Daylight did Lady A no disservice. She was every bit as attractive as he'd thought, and as he stood by the roadside, quite close to her barouche, she turned her head and saw him. Could he flatter himself that she blushed just a little? He couldn't be sure. But she smiled at him in recognition, as warm and open as she'd been before, and he smiled too and bowed to her. They were close enough that they could have greeted each other, and he was about to speak. But then the obstruction in traffic that had permitted this tiny, insignificant encounter cleared, and the carriage had moved on before he could utter a word.

It had been the second week in June by then, and the hourglass was running down on the hectic gaiety of the city. But there'd been another impromptu assembly at the same inn just before the end, and this time Lieutenant Paterson was sober and alert – all sorts of rumours were swirling around to the effect that battle might be joined very soon, and every man of Wellington's army must be ready for it – so that when Leo saw the young lady enter with her parents, he was able to say with what he hoped was sufficient carelessness, ‘Paterson, that's the girl you presented me to a few nights ago, but I never caught her name, though I danced and conversed with her. It's cursed awkward, I see her everywhere and she plainly recognises me, but I cannot speak a word to her – could you be a good fellow and tell me who she is?'

Paterson craned his neck and then whistled. ‘The tall beauty with the red hair and painted toenails? Well, I see you navy dogs have dangerous tastes! That's the notorious?—'

‘No, you clod-pole, not her! The shorter woman with the blonde braided hair, in the gold silk.' The gold silk that clung quite charmingly to her frame, Leo couldn't help but notice.

‘Oh, I see her now. You mean that plump little dab of a thing?' he said casually. ‘That's Isabella Richmond – I grew up with her in Harrogate, you know. She pushed me in a pond once, can't recall why.'

‘I thought you called her Lady Something,' said Leo with exaggerated patience.

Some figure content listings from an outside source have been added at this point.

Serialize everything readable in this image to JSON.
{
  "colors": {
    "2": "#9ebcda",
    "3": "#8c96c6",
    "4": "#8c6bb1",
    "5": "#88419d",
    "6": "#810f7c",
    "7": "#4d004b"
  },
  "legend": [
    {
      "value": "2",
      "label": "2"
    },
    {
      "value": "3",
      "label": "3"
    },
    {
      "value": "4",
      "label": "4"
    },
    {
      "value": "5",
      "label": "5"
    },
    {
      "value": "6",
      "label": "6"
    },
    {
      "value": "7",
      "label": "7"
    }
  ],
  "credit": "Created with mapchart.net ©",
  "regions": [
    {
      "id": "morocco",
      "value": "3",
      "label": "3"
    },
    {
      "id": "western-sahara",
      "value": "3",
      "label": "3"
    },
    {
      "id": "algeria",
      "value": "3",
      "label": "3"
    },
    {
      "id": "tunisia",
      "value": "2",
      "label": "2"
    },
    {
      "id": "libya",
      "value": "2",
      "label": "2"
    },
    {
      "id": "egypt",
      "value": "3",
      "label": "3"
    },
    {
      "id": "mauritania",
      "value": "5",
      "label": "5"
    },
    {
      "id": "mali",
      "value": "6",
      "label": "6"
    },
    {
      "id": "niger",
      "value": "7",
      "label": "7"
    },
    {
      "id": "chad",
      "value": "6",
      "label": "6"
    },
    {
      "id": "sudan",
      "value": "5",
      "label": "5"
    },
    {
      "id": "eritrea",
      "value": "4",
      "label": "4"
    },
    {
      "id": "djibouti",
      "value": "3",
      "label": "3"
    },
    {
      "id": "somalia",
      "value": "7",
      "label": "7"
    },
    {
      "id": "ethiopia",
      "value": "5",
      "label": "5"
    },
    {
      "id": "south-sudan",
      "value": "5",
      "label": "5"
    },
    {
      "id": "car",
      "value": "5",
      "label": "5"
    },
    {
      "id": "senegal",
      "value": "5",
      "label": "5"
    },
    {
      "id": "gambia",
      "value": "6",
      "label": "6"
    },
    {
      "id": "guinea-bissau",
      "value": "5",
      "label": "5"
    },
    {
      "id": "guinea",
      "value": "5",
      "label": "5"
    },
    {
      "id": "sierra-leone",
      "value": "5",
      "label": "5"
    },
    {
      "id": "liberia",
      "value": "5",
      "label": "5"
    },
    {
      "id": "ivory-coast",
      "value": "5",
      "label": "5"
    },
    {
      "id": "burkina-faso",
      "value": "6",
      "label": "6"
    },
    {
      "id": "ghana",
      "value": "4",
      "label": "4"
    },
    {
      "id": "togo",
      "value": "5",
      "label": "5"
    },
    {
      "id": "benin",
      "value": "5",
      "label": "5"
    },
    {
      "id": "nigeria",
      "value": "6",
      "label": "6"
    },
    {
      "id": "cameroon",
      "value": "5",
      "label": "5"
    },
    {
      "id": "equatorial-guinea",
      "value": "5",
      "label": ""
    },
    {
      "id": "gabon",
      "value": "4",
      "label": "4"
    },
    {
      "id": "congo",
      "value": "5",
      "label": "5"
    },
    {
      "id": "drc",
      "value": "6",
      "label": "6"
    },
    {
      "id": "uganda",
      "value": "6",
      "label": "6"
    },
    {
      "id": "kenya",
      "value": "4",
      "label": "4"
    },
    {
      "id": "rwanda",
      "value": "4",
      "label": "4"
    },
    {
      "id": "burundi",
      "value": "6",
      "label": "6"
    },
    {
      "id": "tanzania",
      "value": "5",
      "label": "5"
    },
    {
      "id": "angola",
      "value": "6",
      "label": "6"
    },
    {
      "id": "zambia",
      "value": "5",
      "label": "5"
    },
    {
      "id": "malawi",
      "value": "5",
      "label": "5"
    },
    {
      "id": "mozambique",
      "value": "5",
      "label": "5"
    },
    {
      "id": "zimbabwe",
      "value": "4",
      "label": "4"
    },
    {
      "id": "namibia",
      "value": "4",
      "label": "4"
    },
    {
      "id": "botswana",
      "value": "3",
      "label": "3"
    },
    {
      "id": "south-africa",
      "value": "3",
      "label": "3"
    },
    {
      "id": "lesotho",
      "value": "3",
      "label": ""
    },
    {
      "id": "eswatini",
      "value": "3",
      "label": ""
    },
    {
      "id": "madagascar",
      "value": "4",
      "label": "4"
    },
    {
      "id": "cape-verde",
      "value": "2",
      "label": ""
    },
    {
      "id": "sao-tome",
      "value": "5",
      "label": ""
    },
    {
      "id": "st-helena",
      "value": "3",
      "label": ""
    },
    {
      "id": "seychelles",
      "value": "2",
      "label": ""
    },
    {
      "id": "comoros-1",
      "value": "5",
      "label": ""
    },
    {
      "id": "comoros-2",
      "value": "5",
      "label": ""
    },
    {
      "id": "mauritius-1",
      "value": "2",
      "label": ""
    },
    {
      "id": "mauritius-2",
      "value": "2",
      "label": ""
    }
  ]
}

‘Of course I did. She's Lady Ashby Mauleverer now – married to Northriding's brother, you know, this past twelvemonth. Quite the love match. Don't see her pushing him in ponds.'

‘Married…' said Leo dazedly. It hadn't so much as occurred to him that she could be, though now he didn't know why he'd been so blind. She'd been wearing gloves, of course, so her wedding ring hadn't been visible, and if there had been subtle clues in the way she was dressed to indicate her status and her unavailability, he'd missed them. Perhaps he'd wanted to miss them.

And as he watched he saw that the tall, dark cavalry officer he'd seen with her before was present now too, right at her side, smiling down at her warmly, intimately, and she was smiling up at him with what he could not help but recognise as love written on her sweet face. They looked happy, they were happy, and he felt like an idiot.

Three days later, he now knew, the man was dead and cold, along with so many others on the fields of Quatre Bras, Ligny and Waterloo. His regiment had fought with outstanding bravery and suffered appalling losses, Lord Ashby among them.

Leo had seen those wounded men and would never forget the awful sight, cavalry and infantry and artillerymen, hundreds upon hundreds of them. He had helped carry them into inns and private houses so that they could be cared for, had fetched and carried for the nurses and the surgeons. He'd done what little he could to help, even if that had meant just gripping a frightened boy's hand in futile reassurance and talking to him as he died in agony, screaming pitifully for his mama, or, more mercifully, slipped into a sleep from which he never awoke. He'd had similar experiences at sea, of course – had lost close friends – but the sheer scale of this, not to mention the incongruous domestic setting, was new and horrifying.

Leo hadn't known that at the time, of course, that Lady Ashby's husband had been one of those poor fellows. How could he? He had never seen the notice of one man's death among so many others, and now that he had the information he wasn't sure what to do with it. She was free, but it seemed entirely wrong to be glad of it.